Fox is popular, but his party may not benefit
| MEXICO CITY
Polls show President Vicente Fox is more popular than ever with the Mexican people. But that doesn't seem to be helping his party in the run-up to next month's midterm elections.
President Fox's National Action Party (PAN) is just neck and neck with the opposition he helped to defeat in the 2000 elections, despite the fact that he enjoys a 64 percent approval rating.
That statistic highlights a yawning gap between what analysts describe as Fox's personal popularity and his ability to get things done politically. Few, if any, of his major legislative initiatives have made it out of Congress.
"On the one hand, many people think he is a likable president, that he is a good person," says Soledad Loaeza, a political analyst at the College of Mexico. "But they don't think he is a good president. And this is a very important issue."
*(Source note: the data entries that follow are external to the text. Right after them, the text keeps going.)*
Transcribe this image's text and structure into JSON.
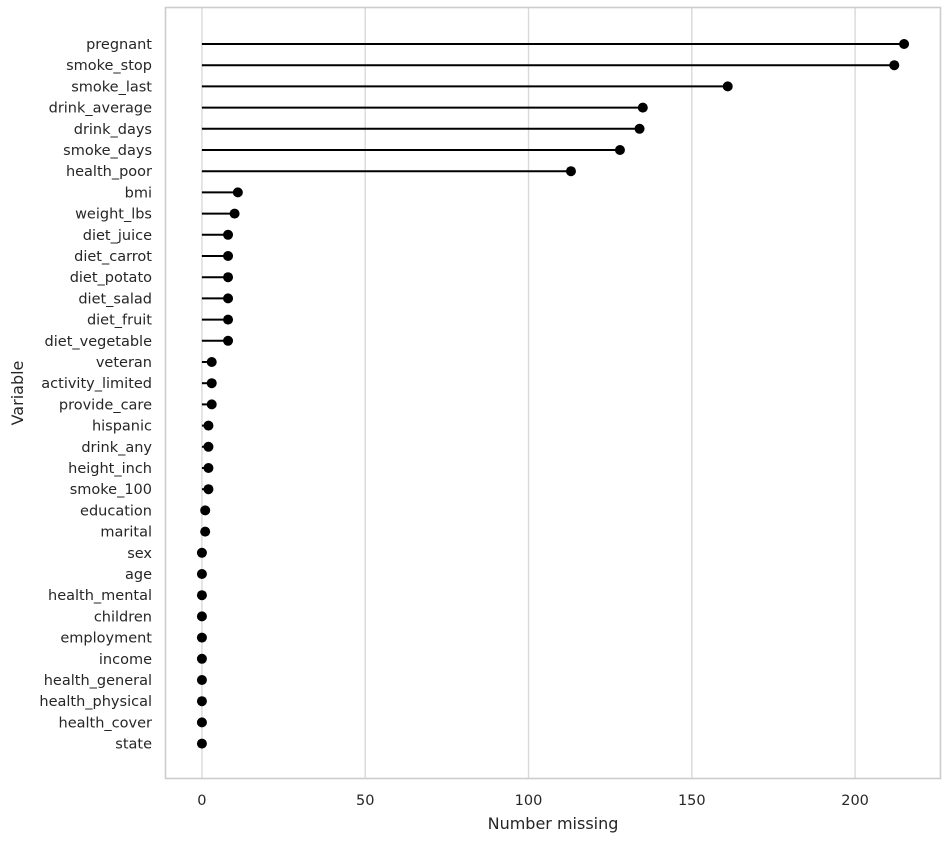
{
  "chart_data": {
    "type": "lollipop",
    "title": "",
    "xlabel": "Number missing",
    "ylabel": "Variable",
    "xlim": [
      -11,
      226
    ],
    "xticks": [
      0,
      50,
      100,
      150,
      200
    ],
    "grid": "vertical",
    "categories": [
      "pregnant",
      "smoke_stop",
      "smoke_last",
      "drink_average",
      "drink_days",
      "smoke_days",
      "health_poor",
      "bmi",
      "weight_lbs",
      "diet_juice",
      "diet_carrot",
      "diet_potato",
      "diet_salad",
      "diet_fruit",
      "diet_vegetable",
      "veteran",
      "activity_limited",
      "provide_care",
      "hispanic",
      "drink_any",
      "height_inch",
      "smoke_100",
      "education",
      "marital",
      "sex",
      "age",
      "health_mental",
      "children",
      "employment",
      "income",
      "health_general",
      "health_physical",
      "health_cover",
      "state"
    ],
    "values": [
      215,
      212,
      161,
      135,
      134,
      128,
      113,
      11,
      10,
      8,
      8,
      8,
      8,
      8,
      8,
      3,
      3,
      3,
      2,
      2,
      2,
      2,
      1,
      1,
      0,
      0,
      0,
      0,
      0,
      0,
      0,
      0,
      0,
      0
    ],
    "colors": {
      "marker": "#000000",
      "stem": "#000000",
      "grid": "#d9d9d9",
      "frame": "#cccccc",
      "text": "#262626"
    }
  }
}
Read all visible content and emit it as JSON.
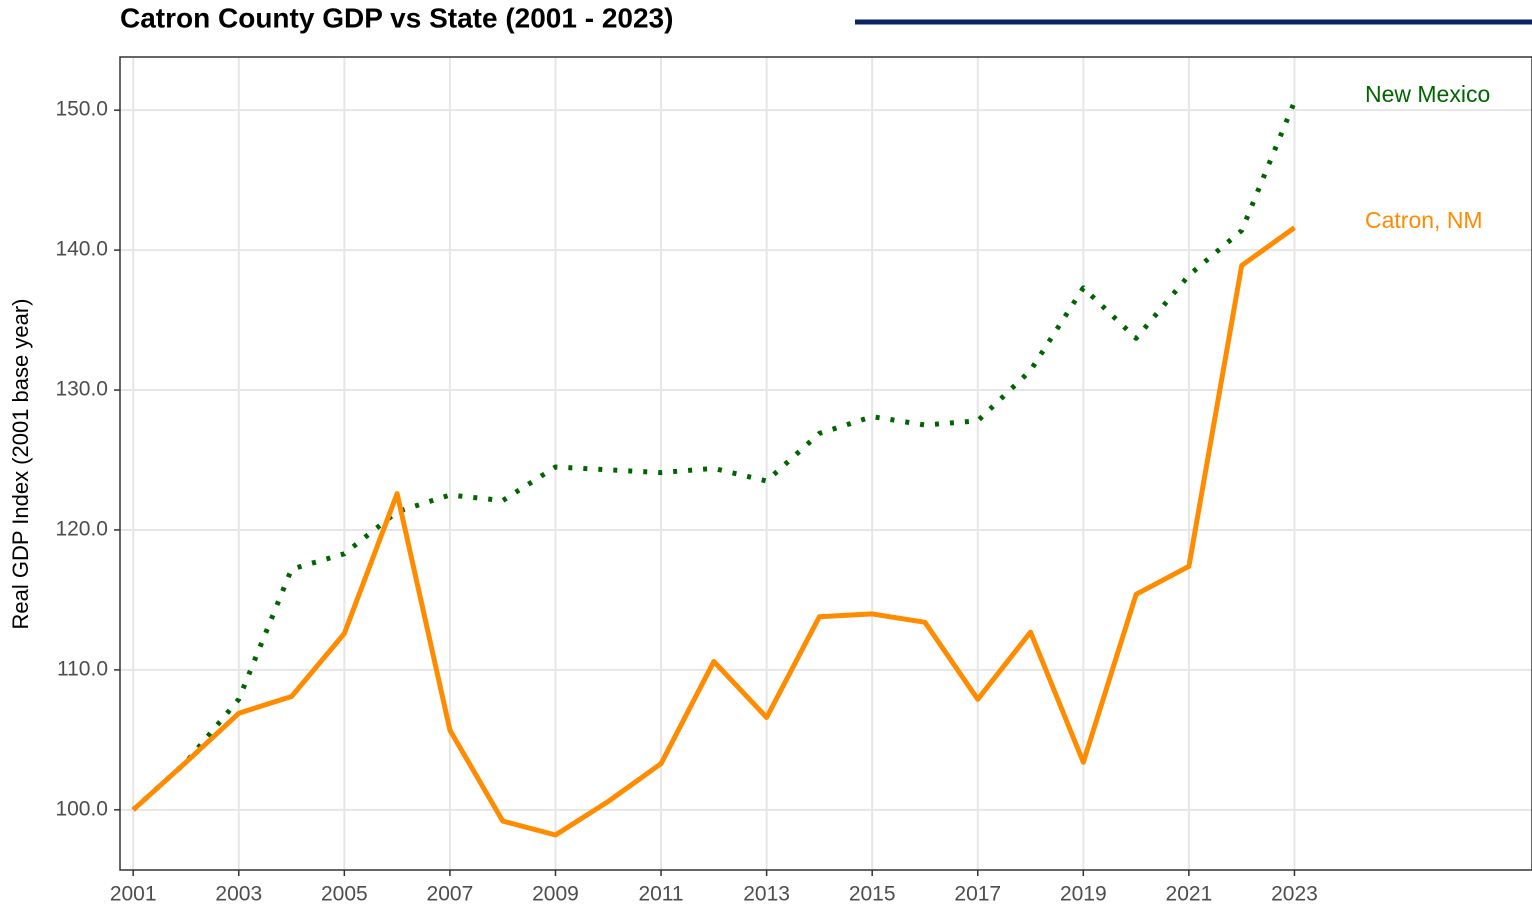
{
  "chart_data": {
    "type": "line",
    "title": "Catron County GDP vs State (2001 - 2023)",
    "y_label": "Real GDP Index (2001 base year)",
    "x": [
      2001,
      2002,
      2003,
      2004,
      2005,
      2006,
      2007,
      2008,
      2009,
      2010,
      2011,
      2012,
      2013,
      2014,
      2015,
      2016,
      2017,
      2018,
      2019,
      2020,
      2021,
      2022,
      2023
    ],
    "series": [
      {
        "name": "New Mexico",
        "color": "#006400",
        "style": "dotted",
        "values": [
          100,
          103.4,
          107.9,
          117.2,
          118.3,
          121.3,
          122.5,
          122.1,
          124.5,
          124.3,
          124.1,
          124.4,
          123.5,
          126.9,
          128.1,
          127.5,
          127.8,
          131.4,
          137.3,
          133.7,
          138.2,
          141.4,
          150.6
        ]
      },
      {
        "name": "Catron, NM",
        "color": "#ff8c00",
        "style": "solid",
        "values": [
          100,
          103.4,
          106.9,
          108.1,
          112.6,
          122.6,
          105.7,
          99.2,
          98.2,
          100.6,
          103.3,
          110.6,
          106.6,
          113.8,
          114.0,
          113.4,
          107.9,
          112.7,
          103.4,
          115.4,
          117.4,
          138.9,
          141.6
        ]
      }
    ],
    "xlim": [
      2000.75,
      2027.5
    ],
    "ylim": [
      95.7,
      153.8
    ],
    "xticks": [
      2001,
      2003,
      2005,
      2007,
      2009,
      2011,
      2013,
      2015,
      2017,
      2019,
      2021,
      2023
    ],
    "yticks": [
      {
        "value": 100,
        "label": "100.0"
      },
      {
        "value": 110,
        "label": "110.0"
      },
      {
        "value": 120,
        "label": "120.0"
      },
      {
        "value": 130,
        "label": "130.0"
      },
      {
        "value": 140,
        "label": "140.0"
      },
      {
        "value": 150,
        "label": "150.0"
      }
    ],
    "grid": true
  }
}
The Institutional Revolutionary Party, or PRI, which Fox knocked out of power after 71 years in office, is expected to win 38 percent of the vote in the crucial July 6 congressional elections, the same percentage as Fox's PAN party, according to polls.
Some predict that the PRI, which has the most seats in the two houses of Congress, will edge forward in the Senate, and hold its ground in the House of Representatives. Others think smaller movements, like the Green Party or the Worker's Party, will advance at the cost of larger parties, showing Mexicans' general frustration with the political establishment.
In another election setback, Fox was pressured Monday to suspend a series of TV and radio ads touting his government's achievements after the federal elections watchdog agency suggested they would give his party an unfair campaign advantage.
Most analysts here also agree that Fox isn't the only problem. Seven decades of single party rule have left this country's major political players with little skill in multiparty dealings.
Fox himself appears to be hoping he'll win the popularity battle - or at least be remembered as the president who brought Mexico a new era of multiparty democracy. "We are not working for applause in the short term," he said at a recent public event. "In this government we work to construct a better future for all Mexicans."
When the 6 ft., 6 in. president rode into office in December 2000, he did so on a platform of tall promises, which he has largely failed to deliver. The opposition-controlled Congress has blocked many of his most urgent reform plans - revamping the tax system and making peace with Mexico's Zapatista rebels, to name a couple - often with the help of senior legislators from Fox's own PAN. Today, Fox appears to be a president without the backing of a party.
Instead of stepping up his efforts to play politics and make deals, Fox has publicly blamed the Congress for stopping progress. "When he says the Congress doesn't let me govern, the people realize he has no power," says Ms. Loaeza. "He is admitting himself he cannot govern."
Many political observers here also lament the perception that Fox won the battle for president but appears to be losing the presidency. He is seen as bowing to public opinion at the cost of his own policy initiatives, or blaming others for his failures.
This approach may have caused Fox to misstep on a key issue for his presidency: an immigration accord with the US. In the lead up to the war in Iraq, he repeatedly played to public opinion, stressing his intent to vote against a war resolution in the UN Security Council. That won him kudos at home, but damaged his once warm relations with President George Bush.
Fox continues to complain that the US is stymieing his efforts: to make it safer for Mexicans to work in the US, for example, or sort out water shortages on the border.
And he recently launched a quixotic battle with Brazilian President Luiz Inacio Lula da Silva to fight the billions of dollars in subsidies that the US government gives annually to its farmers. No one predicts Washington will end farm subsidies soon, and many fear the Mexican president, whom Bush once called "amigo," will only further alienate his allies in Washington.
Some experts say Fox may be playing the best poker he can with the bad hand dealt him. He's hardly going to bring about the economic miracle he promised amid a slump in world markets, and has little chance of getting the US to open its border since the 9-11 terrorist attacks.
But playing the anti-gringo card has helped him at home. "He found his ratings went up in messy times when he stood up to Washington," says Federico Estévez, a professor of international relations at the Autonomous Technological Institute of Mexico. "He is not US-bashing, but he is out there pressing his case, and so far it has worked, at least for domestic public opinion."
Poll-watchers say Mexicans will probably have to be satisfied with long-term hopes for improvement, since the July midterms don't look as if they're going to alter the deadlock in Congress.